To solve this problem, the system has a very good plan, on the next write, the OS will read the isolated data unit at second block above out a temporary memory (cache), combine it with 4 other data units to form a standard block and then write it back to the SSD, so there is no waste, just beautiful. But the new problem arises, SSD has to do thousands of such cases in a minute (reading data out, concatenating blocks, writing in reverse), just hearing it is annoying, a terrible waste of time, but in this world of technology, time is speed.
TRIM was born to do that, it still does the above, but it quietly does it when the SSD is idle, so it does not affect the speed of the SSD.

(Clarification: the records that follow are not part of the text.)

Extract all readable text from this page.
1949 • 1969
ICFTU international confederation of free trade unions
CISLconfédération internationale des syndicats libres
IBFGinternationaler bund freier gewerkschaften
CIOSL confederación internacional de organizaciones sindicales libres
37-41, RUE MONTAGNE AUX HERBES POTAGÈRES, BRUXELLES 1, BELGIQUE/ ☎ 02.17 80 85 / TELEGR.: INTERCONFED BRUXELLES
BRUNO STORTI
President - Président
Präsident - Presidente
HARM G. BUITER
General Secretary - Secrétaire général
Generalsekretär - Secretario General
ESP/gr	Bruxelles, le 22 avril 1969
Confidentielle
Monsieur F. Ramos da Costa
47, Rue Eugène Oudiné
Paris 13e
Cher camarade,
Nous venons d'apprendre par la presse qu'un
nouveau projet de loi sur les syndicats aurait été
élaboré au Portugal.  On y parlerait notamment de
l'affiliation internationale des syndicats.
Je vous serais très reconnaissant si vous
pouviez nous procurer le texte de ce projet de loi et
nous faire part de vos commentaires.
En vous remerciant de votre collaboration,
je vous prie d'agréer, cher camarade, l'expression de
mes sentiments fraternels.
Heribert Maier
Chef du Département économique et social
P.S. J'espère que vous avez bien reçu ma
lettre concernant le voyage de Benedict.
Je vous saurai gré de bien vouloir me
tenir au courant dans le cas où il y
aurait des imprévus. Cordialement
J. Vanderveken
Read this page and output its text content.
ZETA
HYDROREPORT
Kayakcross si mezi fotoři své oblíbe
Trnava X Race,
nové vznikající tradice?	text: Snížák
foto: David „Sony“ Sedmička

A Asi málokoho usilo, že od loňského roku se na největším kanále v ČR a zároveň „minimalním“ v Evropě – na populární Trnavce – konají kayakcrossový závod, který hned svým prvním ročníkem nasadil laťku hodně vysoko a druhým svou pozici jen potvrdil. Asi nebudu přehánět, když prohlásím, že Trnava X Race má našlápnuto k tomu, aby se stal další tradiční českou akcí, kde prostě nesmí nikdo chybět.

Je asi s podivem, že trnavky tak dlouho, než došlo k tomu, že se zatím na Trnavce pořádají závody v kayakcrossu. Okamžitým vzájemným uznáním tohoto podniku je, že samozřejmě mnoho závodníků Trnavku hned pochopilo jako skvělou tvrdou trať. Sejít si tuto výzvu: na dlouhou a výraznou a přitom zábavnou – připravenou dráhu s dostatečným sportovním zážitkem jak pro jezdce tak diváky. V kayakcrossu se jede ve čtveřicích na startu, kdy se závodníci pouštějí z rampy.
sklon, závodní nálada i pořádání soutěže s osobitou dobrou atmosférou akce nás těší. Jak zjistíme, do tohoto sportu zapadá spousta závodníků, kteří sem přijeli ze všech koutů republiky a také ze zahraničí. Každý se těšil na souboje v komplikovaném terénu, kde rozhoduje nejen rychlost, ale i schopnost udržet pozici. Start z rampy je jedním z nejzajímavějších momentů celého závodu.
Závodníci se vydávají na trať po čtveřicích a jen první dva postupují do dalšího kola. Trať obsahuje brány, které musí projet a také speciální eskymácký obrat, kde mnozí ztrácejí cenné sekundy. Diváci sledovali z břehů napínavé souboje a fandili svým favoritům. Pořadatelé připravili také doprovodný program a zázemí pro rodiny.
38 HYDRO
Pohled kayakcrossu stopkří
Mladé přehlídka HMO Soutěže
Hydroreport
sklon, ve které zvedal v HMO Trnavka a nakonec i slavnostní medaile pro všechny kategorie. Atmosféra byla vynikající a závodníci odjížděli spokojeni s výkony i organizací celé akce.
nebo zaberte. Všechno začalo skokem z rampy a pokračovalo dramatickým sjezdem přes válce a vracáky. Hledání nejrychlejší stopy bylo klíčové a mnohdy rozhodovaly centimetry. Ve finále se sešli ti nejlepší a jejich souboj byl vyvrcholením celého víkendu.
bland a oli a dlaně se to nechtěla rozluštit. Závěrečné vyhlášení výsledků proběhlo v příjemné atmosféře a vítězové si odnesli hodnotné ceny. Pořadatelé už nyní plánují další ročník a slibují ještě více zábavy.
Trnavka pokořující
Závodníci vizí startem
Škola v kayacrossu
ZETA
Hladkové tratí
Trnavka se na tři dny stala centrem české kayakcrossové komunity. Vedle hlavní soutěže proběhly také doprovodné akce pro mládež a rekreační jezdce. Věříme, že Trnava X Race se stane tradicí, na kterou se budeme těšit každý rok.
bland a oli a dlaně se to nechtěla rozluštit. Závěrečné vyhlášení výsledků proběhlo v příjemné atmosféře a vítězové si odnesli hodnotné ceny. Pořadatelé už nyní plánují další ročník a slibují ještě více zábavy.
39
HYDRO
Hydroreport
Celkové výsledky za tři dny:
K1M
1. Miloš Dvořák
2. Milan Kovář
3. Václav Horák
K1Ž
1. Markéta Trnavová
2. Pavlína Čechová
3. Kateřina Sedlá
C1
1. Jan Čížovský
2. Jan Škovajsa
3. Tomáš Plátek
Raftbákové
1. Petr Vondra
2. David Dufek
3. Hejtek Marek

I take a real example like this:
in the classroom every 5 people sit at a table, but if there are 6 people, it is mandatory to use 2 tables, Friday Mr will sit at the second table, he sits at the top of the tableevery time someone wants to sit at this second table, 6th man This guy has to go out of the place to let people in before he can sit (same caching process above). The class only needs about 10 men sitting at the head of the table like Friday Mr This is all seats (fragmentation, wasted seats).
TRIM’s homeroom teacher will solve this problem, TRIM will collect the he sat at the head of the table This is a group of 5 people and then put it at a table. Thus, the head teacher of TRIM solves two problems: the remaining tables are ready for new people to sit in, and the second is that everyone is focused (not fragmented). That’s why everyone says SSDs never get fragmented.